L’histoire et la réalité m’ont certes fourni des sujets d’une
richesse infinie, mais en même temps cette richesse même peut
très bien aussi limiter la profondeur de ma réflexion sur la vie
et la nature humaine. C’est un piège dont il faut être
conscient. C’est en ce sens que la nouvelle excite mon intérêt ;
elle m’aide à écarter la profusion de détails réalistes pour
aller jusqu’au plus profond de la nature humaine et vers
l’essence de la vie. »
Elle a certes
une vision pessimiste, mais elle la défend :
“当以悲观者的目光注视这个世界时,温暖和美的东西反而显眼,幸福的感觉也会被放大。而从小被培养得过分乐观的人,在迎面撞向生活时,疼痛和失望则可能加倍。我一直认为,只有在对他人和世事不做过分期待的时候,才可能有真正的理解和怜悯。”
« Lorsque
vous observez le monde d’un regard pessimiste, cela fait
ressortir ce qu’il a de chaleur et de beauté ; le sentiment de
bonheur en est magnifié.
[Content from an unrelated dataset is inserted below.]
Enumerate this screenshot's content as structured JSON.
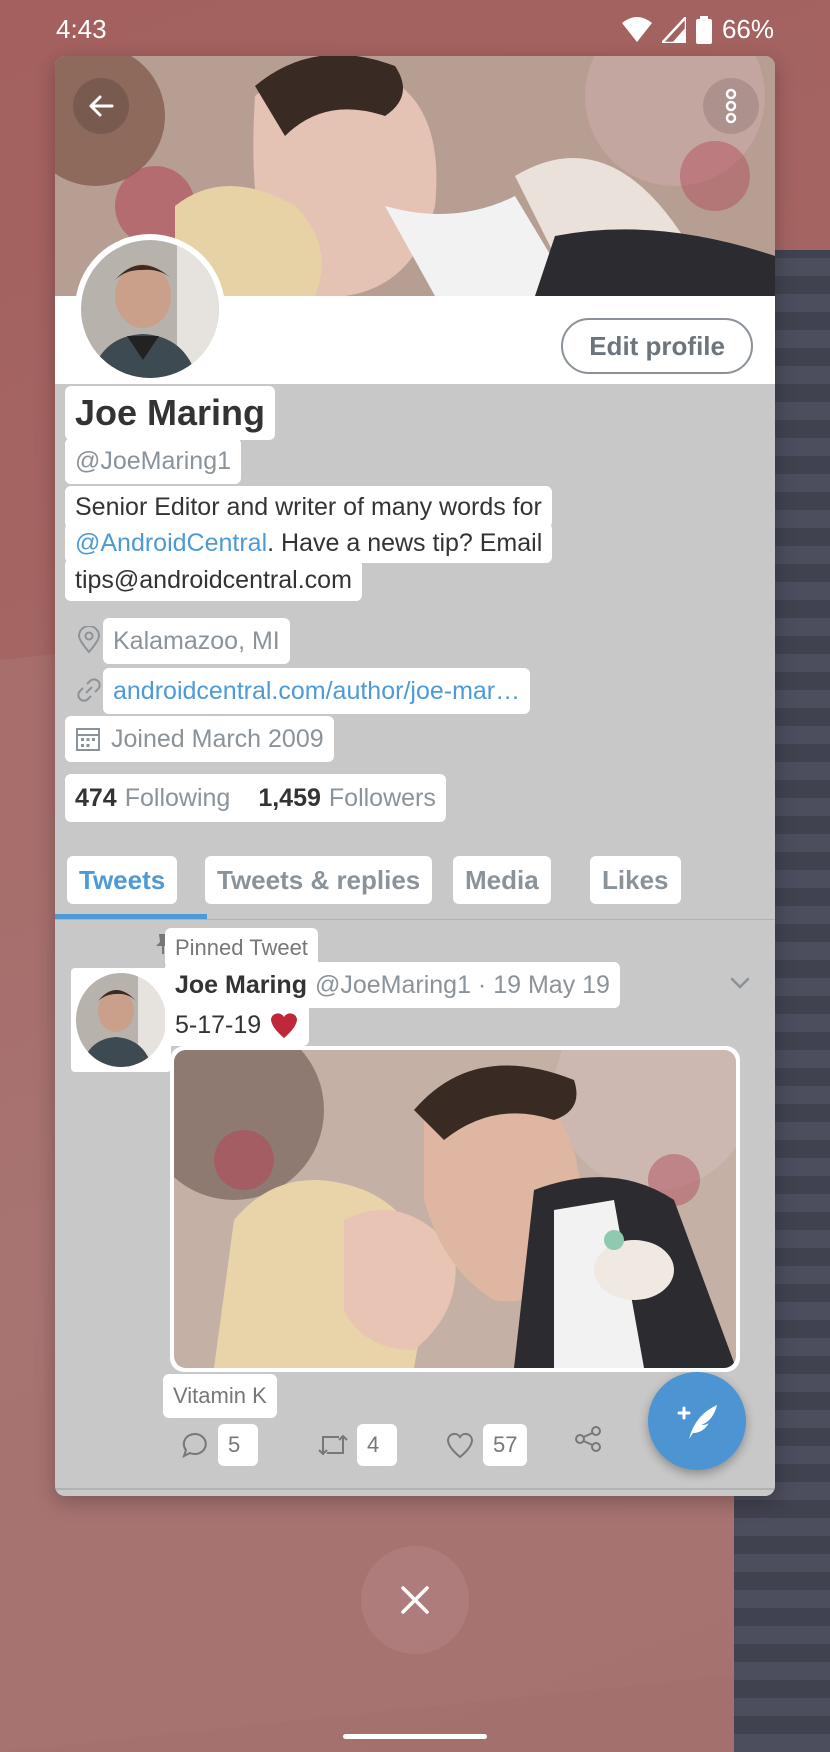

Ceux, en revanche, qui ont vécu dans un
optimisme excessif depuis leur enfance vont ressentir une
douleur et un désespoir accrus lorsqu’ils vont se trouver en
collision frontale avec la vie. Je pense vraiment que ce n’est
qu’en n’attendant pas trop des autres et du monde que l’on peut
véritablement faire preuve de compréhension et de compassion. »
Sa vision est
celle d’un monde éclaté, une « ère de fragmentation », ou de
« segmentation » (“碎片化的时代”) qui est la
nôtre. Ce qui est la raison même, toujours selon ses propres
dires, pour laquelle on ne peut plus écrire de romans à la
Balzac ou à la Dostoïevski ; plus personne ne veut écrire comme
Tolstoï écrivant Anna Karenine, dit-elle. Elle se place ainsi
dans la continuité de « L’ère du soupçon » de Nathalie Sarraute.
Parmi les
auteurs qu’elle cite comme sources d’inspiration
– outre
Singer, Chekhov, Babel ou Hemingway, pour leurs nouvelles – elle
se trouve une affinité particulière avec le Russe Leonid
Andreïev, pour sa hantise de la mort et ses thèmes obsédants
comme la folie et le dérèglement de la raison, mais surtout
avec Flannery O’Connor ou Claire Keegan : la première
pour sa vision sombre
de la nature humaine et son obsession d’une rédemption
impossible, la seconde pour l’art avec lequel elle dépouille son
langage pour le réduire à une narration presque muette de perte,
de solitude et de regret.
Pétrie de
littérature chinoise classique, Ren Xiaowen se projette aussi
dans une littérature universelle où elle trouve des échos à ses
propres préoccupations.
Ces
textes sont aussi de véritables défis à la traduction
pour traduire non tant l’histoire (qu’est-ce que ça
raconte ?) que la manière dont elle est contée.